Cut loose the life you decided not to live. Just cut it.
Ever wonder what coded messages the ancients left for us in language?
All of our histories are written into our language, one way or another. Like, take the word “knight” as in a “knight in shining armour”.
Apparently, when that word first entered the English language, centuries ago, it was pronounced as it was written. Like, ‘k-nig-h-t’ or something like that.
(I think it was a German word originally).
Then, at some point, in the space of like ten years, people in London just started pronouncing it ‘nite’. Suddenly, the poems of the age stopped rhyming knight with megahertz, and started rhyming it with ‘bite’.
And no one knows why.
The entire English language pivoted on a 2 cent piece and no one thought it was worth writing down why they did it.
I guess there was only like 200 of them at the time so they probably didn’t think it was important.
So every word tells a story.
But the one that’s always interested me is our ‘cision’ words. ‘Cision’ comes from the latin word ‘to cut’ but then it goes and shows up in a bunch of random words.
Some are pretty clear. ‘Incision’ makes sense obviously – to cut into. Then there’s ‘Circumcision’ – to cut the circus.
But then precision is a little looser – I guess it’s like to cut off all the fat and excess, and cut right down to the fine detail. And do that first before you do anything else… Um, I guess it’s not exactly clear what they were thinking there.
But then there’s ‘decision’.
“1425-75; late Middle English decisioun < Middle French < Latin dēcīsiōn- (stem of dēcīsiō) literally, a cutting off, equivalent to dēcīs(us) (past participle of dēcīdere; see decide ) + -iōn- -ion”
“A cutting off.” How is a decision like a cutting off?
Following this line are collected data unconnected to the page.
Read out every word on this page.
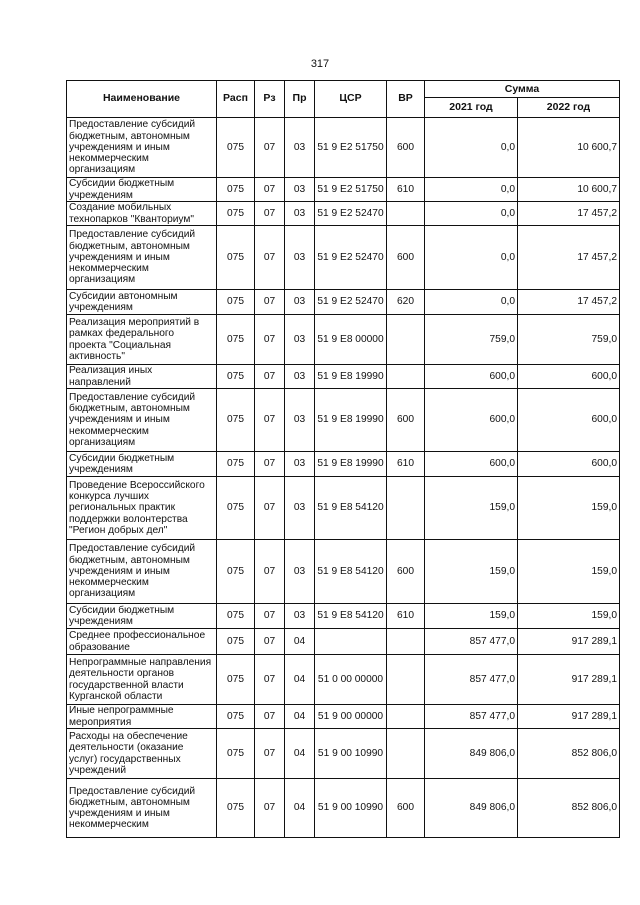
317
Наименование	Расп	Рз	Пр	ЦСР	ВР	Сумма	
						2021 год	2022 год
Предоставление субсидий бюджетным, автономным учреждениям и иным некоммерческим организациям	075	07	03	51 9 E2 51750	600	0,0	10 600,7
Субсидии бюджетным учреждениям	075	07	03	51 9 E2 51750	610	0,0	10 600,7
Создание мобильных технопарков "Кванториум"	075	07	03	51 9 E2 52470		0,0	17 457,2
Предоставление субсидий бюджетным, автономным учреждениям и иным некоммерческим организациям	075	07	03	51 9 E2 52470	600	0,0	17 457,2
Субсидии автономным учреждениям	075	07	03	51 9 E2 52470	620	0,0	17 457,2
Реализация мероприятий в рамках федерального проекта "Социальная активность"	075	07	03	51 9 E8 00000		759,0	759,0
Реализация иных направлений	075	07	03	51 9 E8 19990		600,0	600,0
Предоставление субсидий бюджетным, автономным учреждениям и иным некоммерческим организациям	075	07	03	51 9 E8 19990	600	600,0	600,0
Субсидии бюджетным учреждениям	075	07	03	51 9 E8 19990	610	600,0	600,0
Проведение Всероссийского конкурса лучших региональных практик поддержки волонтерства "Регион добрых дел"	075	07	03	51 9 E8 54120		159,0	159,0
Предоставление субсидий бюджетным, автономным учреждениям и иным некоммерческим организациям	075	07	03	51 9 E8 54120	600	159,0	159,0
Субсидии бюджетным учреждениям	075	07	03	51 9 E8 54120	610	159,0	159,0
Среднее профессиональное образование	075	07	04			857 477,0	917 289,1
Непрограммные направления деятельности органов государственной власти Курганской области	075	07	04	51 0 00 00000		857 477,0	917 289,1
Иные непрограммные мероприятия	075	07	04	51 9 00 00000		857 477,0	917 289,1
Расходы на обеспечение деятельности (оказание услуг) государственных учреждений	075	07	04	51 9 00 10990		849 806,0	852 806,0
Предоставление субсидий бюджетным, автономным учреждениям и иным некоммерческим	075	07	04	51 9 00 10990	600	849 806,0	852 806,0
For a long time, this one never sat right with me. The whole cutting thing seemed like an oddly violent thing to pair with making a choice.
I guess I would have gone with something more measured and considered. Maybe pull in the word for “weigh” or something.
But no, in 1425, they went with cut.
What were they thinking?
I have two theories. You can tell me which one sits better with you. Which one is a better match for what it feels like when you make a decision?
Unresearched Theory No. 1
I think ‘analysis paralysis’ is probably unique to our generation. I don’t think previous generations had the same amount of information on hand, or had to make decisions of similar complexity.
In 1425, most choices were probably pretty simple. Do I plant the field today, or do it tomorrow?
They probably didn’t have to weigh up the pros and cons of an issue the way we do. What career best reflects my innate talents and soul’s true purpose? Do I buy a high cashflow property in a low growth area, or a low cashflow property in a high growth area? Can I still go out for a beer with Bradley, even though he and my wife’s sister are getting a divorce?
First world problems, I know. But I’m not saying the choices we have to make these days are more important – just more complex. There’s a broader field of factors to consider.
But back when it was “plant today? plant tomorrow?” it was probably more straight forward. And in the context of a straight forward decision, ‘cutting’ might be about right.
Line up Option A and Option B next to each other, lop the head off one, and get on with the other.
“I’m doing the fields tomorrow, woman. Bring me some ale.”
But I also think this is a good way to think about decisions. It involves a certain element of death. Of killing.
I mean, when the road forks, we’ve got to chose one path to live out. The other path, and all the possibilities and promises that went with it, has to die.
We have to cleave it from our life story, and say, yep, there would have been many wonderful things about that particular direction. But it’s not where I’m going.
I don’t think we’re all great at being that ruthless. We like to nurture the different life paths under our care. I don’t want to commit fully to this path, because I’m still interested in exploring this direction. I don’t want to commit fully to my career in real estate because I’m still holding out hope that a country music label is going to discover my talents.
Unresearched Theory No. 2
Want uninformed opinions? I’ve got hundreds of them. So I wonder if the ‘de’ in decision, is actually about removal – as in de-humidify.
De-cision in that sense is the removal of the cut.
It’s about moving from a place where you’re in two minds about something, back to a place where you have a single mind.
It’s about moving from a place where your mind is entertaining all sorts of possibilities, back to a place where you are single-mindedly focused on the path ahead of you.
Again it’s about letting go of the alternative realities you could be living in, and bringing yourself back to the life you have in the here and now.
Any cuts and partitions in your mind are gone. Your mind is healed and whole.
Your determination is resolute.
It’s what the ancients would have wanted.
What do you think?
There’s no way of knowing what the ancients had in mind, but I think both theories point to an important but often over-looked part of decision making. That is the ability to let go of the road not chosen.
To cut it from your life, or to remove the cut that allowed part of your brain to live in that potential reality. To let that alternative reality die, and to give yourself fully to the choice you made.
Just as the ancients would have wanted.
How does decision making feel to you?